The problem: Ensemble Computation.  This is problem PO9 in the appendix and is done on pages 66-68 of G&J.

The description: Given a set A, and a collection C os subsets of A, and a positive integer J.  Can we find a sequence z1..zj, of at most J elements, where:

• Each zi is formed as the union of 2 disjoint sets xi and yi
• Each xi and yi is either (the set containing) a single element of A, or a zk for some k < i
• Every set in C appears as a zi someplace?

Example: G&J say that this problem comes out of a desire to minimize the number of multiplications needed to compute a set of products- the idea being that the union of 2 sets works like the multiplication of the sets with those terms.  So let’s suppose A = {a,b,c,d,e}, and C = {ab, bcd, ce}

(Really C should be a collection of sets like {a,b}, but I think that thinking of it as multiplication is helpful)

Then a sequence that might get everything in C might be:

• z1 = ab
• z2 = bc
• z3 = bcd
• z4 = ce

..which is the best we can do.  But now imagine that the second element of C was “abc” instead of “bcd”.  Then we can make the sequence:

• z1 = ab
• z2 = abc
• z3 = ce

.. Using the z1 result as an operand to create our z2, enabling us to do it in fewer steps.

Reduction: G&J use Vertex Cover.  So we’re given a graph G=(V,E) and an integer K.  Our set A will be the set of all vertices in V, plus a new element a0.  For each edge (u,v) in E, we will create a set {a0, u, v} in C.  Our bound J will be set to K + |E|.

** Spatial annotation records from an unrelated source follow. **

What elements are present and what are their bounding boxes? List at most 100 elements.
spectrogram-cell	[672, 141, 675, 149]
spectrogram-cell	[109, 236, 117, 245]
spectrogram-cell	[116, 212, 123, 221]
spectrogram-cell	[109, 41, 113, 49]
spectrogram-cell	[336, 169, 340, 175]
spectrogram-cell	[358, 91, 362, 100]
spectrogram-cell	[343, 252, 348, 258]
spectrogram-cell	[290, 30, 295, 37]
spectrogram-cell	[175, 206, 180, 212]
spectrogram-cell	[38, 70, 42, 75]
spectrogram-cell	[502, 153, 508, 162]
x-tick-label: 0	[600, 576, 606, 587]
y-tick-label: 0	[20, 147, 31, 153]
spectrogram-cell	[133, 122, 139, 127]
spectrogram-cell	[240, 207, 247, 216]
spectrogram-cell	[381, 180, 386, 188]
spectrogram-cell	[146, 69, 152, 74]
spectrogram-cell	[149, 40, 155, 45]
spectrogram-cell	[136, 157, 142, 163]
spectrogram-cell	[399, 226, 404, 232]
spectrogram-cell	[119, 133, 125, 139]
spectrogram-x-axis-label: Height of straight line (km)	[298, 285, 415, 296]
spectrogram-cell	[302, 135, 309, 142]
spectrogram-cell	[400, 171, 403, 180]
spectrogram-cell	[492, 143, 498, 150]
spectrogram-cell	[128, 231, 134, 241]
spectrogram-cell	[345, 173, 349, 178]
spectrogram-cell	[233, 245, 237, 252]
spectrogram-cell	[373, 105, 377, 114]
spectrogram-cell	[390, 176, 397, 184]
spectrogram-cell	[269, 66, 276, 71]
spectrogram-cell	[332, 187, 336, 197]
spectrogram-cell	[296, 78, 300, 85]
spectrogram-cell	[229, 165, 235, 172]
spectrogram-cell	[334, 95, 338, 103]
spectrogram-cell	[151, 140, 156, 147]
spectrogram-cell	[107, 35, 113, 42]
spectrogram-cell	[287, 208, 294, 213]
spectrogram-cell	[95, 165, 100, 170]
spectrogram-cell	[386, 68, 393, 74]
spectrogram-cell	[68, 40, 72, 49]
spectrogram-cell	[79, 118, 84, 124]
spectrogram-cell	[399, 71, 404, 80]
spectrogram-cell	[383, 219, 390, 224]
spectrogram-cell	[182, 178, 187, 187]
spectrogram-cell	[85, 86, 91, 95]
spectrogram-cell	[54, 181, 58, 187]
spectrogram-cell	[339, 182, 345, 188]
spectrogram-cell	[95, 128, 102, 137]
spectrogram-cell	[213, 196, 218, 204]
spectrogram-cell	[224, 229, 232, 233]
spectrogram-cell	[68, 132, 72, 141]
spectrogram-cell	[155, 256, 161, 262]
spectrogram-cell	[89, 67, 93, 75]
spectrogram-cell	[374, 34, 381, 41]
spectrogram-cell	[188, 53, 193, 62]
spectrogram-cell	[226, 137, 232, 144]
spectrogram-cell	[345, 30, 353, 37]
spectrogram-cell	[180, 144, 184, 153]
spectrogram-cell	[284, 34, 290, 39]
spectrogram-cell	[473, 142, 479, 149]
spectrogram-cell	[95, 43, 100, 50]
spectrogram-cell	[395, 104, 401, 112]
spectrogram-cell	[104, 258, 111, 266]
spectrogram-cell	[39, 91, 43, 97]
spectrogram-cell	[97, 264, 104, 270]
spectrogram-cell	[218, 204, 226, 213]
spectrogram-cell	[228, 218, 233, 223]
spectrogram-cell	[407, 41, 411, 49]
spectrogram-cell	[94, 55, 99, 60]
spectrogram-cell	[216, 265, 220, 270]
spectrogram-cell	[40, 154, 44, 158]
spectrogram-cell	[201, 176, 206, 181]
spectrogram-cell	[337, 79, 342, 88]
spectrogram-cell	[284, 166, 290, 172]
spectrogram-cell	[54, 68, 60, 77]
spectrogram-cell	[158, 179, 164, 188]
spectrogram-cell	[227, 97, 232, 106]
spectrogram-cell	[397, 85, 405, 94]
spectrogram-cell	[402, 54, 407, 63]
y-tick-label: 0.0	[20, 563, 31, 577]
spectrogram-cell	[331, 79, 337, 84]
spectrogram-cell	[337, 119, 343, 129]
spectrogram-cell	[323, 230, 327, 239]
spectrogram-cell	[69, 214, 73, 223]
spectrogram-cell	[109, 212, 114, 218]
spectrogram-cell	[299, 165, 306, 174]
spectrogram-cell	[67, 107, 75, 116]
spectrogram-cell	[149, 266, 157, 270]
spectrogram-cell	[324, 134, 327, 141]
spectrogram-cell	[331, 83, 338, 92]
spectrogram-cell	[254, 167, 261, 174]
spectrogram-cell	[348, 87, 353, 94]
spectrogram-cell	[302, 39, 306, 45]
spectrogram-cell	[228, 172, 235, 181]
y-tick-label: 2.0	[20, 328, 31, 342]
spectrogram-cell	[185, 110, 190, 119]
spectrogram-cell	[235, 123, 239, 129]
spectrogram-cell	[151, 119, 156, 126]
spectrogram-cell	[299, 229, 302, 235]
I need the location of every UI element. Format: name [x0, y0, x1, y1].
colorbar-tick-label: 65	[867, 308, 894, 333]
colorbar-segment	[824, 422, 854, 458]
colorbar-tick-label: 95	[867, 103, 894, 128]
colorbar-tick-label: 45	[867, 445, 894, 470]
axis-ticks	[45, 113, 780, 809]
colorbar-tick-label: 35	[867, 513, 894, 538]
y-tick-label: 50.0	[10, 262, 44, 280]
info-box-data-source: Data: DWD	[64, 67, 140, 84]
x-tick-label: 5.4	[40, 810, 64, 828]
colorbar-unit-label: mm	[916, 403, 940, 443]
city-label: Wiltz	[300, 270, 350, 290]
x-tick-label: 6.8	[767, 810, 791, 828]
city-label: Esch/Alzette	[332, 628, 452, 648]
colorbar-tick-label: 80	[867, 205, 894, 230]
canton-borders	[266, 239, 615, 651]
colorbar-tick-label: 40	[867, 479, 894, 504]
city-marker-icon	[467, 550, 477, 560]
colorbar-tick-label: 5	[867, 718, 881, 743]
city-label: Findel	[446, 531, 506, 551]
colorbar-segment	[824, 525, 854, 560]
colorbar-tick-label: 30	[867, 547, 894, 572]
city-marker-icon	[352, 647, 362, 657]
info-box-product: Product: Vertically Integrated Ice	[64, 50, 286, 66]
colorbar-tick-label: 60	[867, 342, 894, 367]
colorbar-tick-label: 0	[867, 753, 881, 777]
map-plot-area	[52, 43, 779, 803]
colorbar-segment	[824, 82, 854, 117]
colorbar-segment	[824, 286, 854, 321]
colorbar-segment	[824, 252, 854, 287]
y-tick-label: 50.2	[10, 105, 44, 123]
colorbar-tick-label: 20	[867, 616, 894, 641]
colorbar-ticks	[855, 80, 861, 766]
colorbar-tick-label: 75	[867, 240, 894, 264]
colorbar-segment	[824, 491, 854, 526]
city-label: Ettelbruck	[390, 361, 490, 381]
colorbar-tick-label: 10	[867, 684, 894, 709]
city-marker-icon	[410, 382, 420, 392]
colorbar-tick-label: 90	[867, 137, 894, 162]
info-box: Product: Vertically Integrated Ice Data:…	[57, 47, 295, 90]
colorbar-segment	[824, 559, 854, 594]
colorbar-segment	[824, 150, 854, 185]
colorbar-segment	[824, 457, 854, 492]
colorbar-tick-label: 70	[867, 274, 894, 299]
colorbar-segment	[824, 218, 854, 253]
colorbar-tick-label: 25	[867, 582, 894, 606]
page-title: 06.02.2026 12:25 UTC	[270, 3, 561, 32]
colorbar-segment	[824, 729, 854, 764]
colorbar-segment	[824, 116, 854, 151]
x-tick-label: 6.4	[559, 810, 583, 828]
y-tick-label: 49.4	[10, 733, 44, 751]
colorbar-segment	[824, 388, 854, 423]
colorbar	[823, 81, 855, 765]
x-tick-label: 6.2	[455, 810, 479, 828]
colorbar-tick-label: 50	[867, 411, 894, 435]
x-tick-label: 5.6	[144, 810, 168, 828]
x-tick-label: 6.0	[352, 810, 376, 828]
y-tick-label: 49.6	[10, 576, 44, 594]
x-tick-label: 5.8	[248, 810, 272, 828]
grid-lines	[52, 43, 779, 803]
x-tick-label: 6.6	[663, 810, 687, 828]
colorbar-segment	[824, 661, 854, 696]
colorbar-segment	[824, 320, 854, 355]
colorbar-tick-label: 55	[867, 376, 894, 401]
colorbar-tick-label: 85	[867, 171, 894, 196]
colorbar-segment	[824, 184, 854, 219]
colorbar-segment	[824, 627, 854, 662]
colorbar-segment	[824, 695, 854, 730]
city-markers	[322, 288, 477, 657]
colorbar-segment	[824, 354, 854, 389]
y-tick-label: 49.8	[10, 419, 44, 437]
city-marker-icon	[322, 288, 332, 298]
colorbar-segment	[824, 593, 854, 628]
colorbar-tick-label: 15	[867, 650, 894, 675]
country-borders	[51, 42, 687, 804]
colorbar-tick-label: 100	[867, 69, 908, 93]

Suppose G has a vertex cover of size K (we’ll call them v1 .. vk).  Then we know that each edge in E can be built using at least one of the VC vertices.  So the following sequence will work and be of size J:

• z1 through zk are formed by unioning a0 with the VC vertex vi (i=1..k)
• Each of the remaining unions will make an element of C (based on an edge in E) by unioning the z set that has the VC vertex in the edge with the vertex in A that has the other end of the vertex.

In the other direction, suppose we have a sequence of unions z1..zj that solves the Ensemble Computation problem.  There may be multiple possible solutions to this problem, let’s look at the shortest sequence, and also the one that has the least number of operations that make a z set out of 2 elements of V (and not a0)  It turns out that since we have a minimum length sequence, the only reason to union 2 elements u and v from V together would be because (u,v) is an edge in E, and we want to union in a0 later to make the set {a0, u, v} in C.  But then we can rearrange the order and union a0 with u first, and union that result with v to get the same element of C in the same number of steps.  So this means that our sequence has 2 kinds of operations:

1. Unions of some vertex with a0
2. Unions of one of the above sets with a vertex to make an element in C.

We know that there are |E| of the second kind of union (because there are |E| elements in C), and so there must be K of the first kind of union.  So the vertices we union directly with a0 must be of size K, and since one of them gets combined in each set in C (and thus is a part of each edge in E), must be a vertex cover.

Difficulty: 6. This is one of those “the description is harder than the actual problem” problems.  All of the talk of sequences and unions and things looks scary, but the actual problem isn’t that bad.  As for the actual reduction, I think it would be a good hard homework problem.  One trap I see is that the need for a0 might not be obvious (it’s there to force us to “choose” the VC vertices and commit them to be a step in our sequence).  So maybe that needs to be a hint.